The uncertainty around the future of the ACA, and in particular the impact to reimbursement levels, may lead to uncertainty or delay in the purchasing decisions of our customers, which may in turn negatively impact our product sales. If there are not adequate reimbursement levels, our business and results of operations could be adversely affected.
In addition, other legislative changes have been proposed and adopted since the ACA was enacted. These changes include aggregate reductions to Medicare payments to providers of up to 2% per fiscal year pursuant to the Budget Control Act of 2011, which began in 2013 and was extended by the Consolidated Appropriations Act for 2023, and will remain in effect through 2032 unless additional Congressional action is taken.

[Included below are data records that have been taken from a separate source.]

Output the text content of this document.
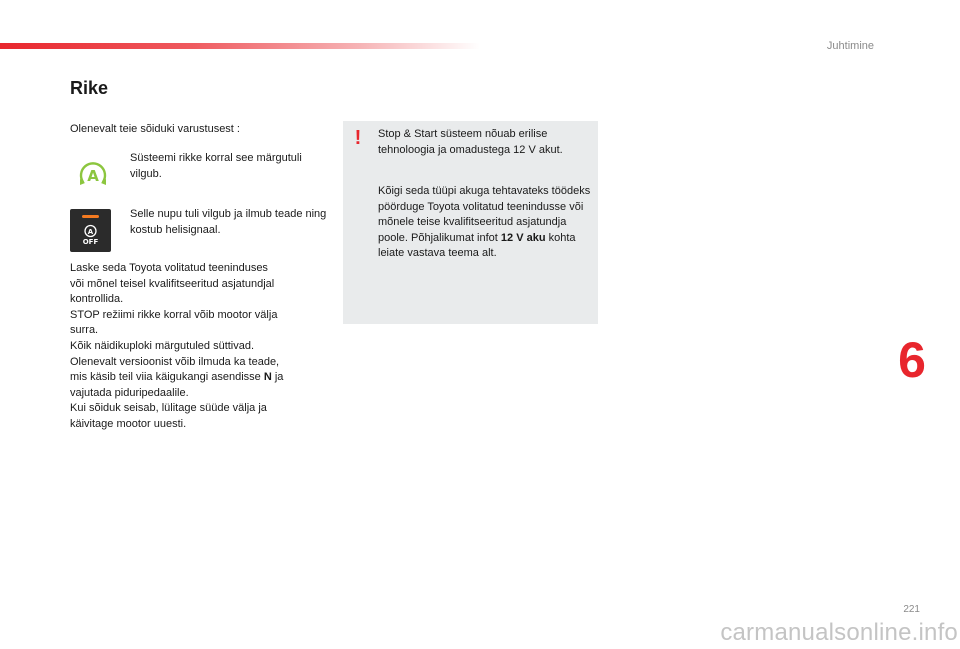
Juhtimine
Rike

Olenevalt teie sõiduki varustusest :

A

Süsteemi rikke korral see märgutuli vilgub.

A
OFF

Selle nupu tuli vilgub ja ilmub teade ning kostub helisignaal.

Laske seda Toyota volitatud teeninduses
või mõnel teisel kvalifitseeritud asjatundjal
kontrollida.
STOP režiimi rikke korral võib mootor välja
surra.
Kõik näidikuploki märgutuled süttivad.
Olenevalt versioonist võib ilmuda ka teade,
mis käsib teil viia käigukangi asendisse N ja
vajutada piduripedaalile.
Kui sõiduk seisab, lülitage süüde välja ja
käivitage mootor uuesti.
! Stop & Start süsteem nõuab erilise tehnoloogia ja omadustega 12 V akut.

Kõigi seda tüüpi akuga tehtavateks töödeks pöörduge Toyota volitatud teenindusse või mõnele teise kvalifitseeritud asjatundja poole. Põhjalikumat infot 12 V aku kohta leiate vastava teema alt.

6
221
carmanualsonline.info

In addition, the Drug Supply Chain Security Act enacted in 2013 imposed obligations on manufacturers of pharmaceutical products related to product tracking and tracing, and in February 2022, FDA released proposed regulations to amend the national standards for licensing of wholesale drug distributors by the states; establish new minimum standards for state licensing third-party logistics providers; and create a federal system for licensure for use in the absence of a State program, each of which is mandated by the DSCSA. As another example, in December 2019, the Further Consolidated Appropriations Act for 2020 (P.L. 116-94) was enacted that includes a piece of bipartisan legislation called the CREATES Act. The CREATES Act aims to address the concern articulated by both the FDA and others in the industry that some brand manufacturers have improperly restricted the distribution of their products, including by invoking the existence of a REMS for certain products, to deny generic and biosimilar product developers access to samples of brand products. The CREATES Act establishes a private cause of action that permits a generic or biosimilar product developer to sue the brand manufacturer to compel it to furnish the necessary samples on “commercially reasonable, market-based terms.” Whether and how generic and biosimilar product developments will use this new pathway, as well as the likely outcome of any legal challenges to provisions of the CREATES Act, remain highly uncertain and its potential effects on our future commercial products are unknown. Other legislative and regulatory proposals have been made to expand post-approval requirements and restrict
sales and promotional activities for pharmaceutical products. We are unsure whether additional legislative changes will be enacted, or whether the current regulations, guidance or interpretations will be changed, or whether such changes will have any impact on our business.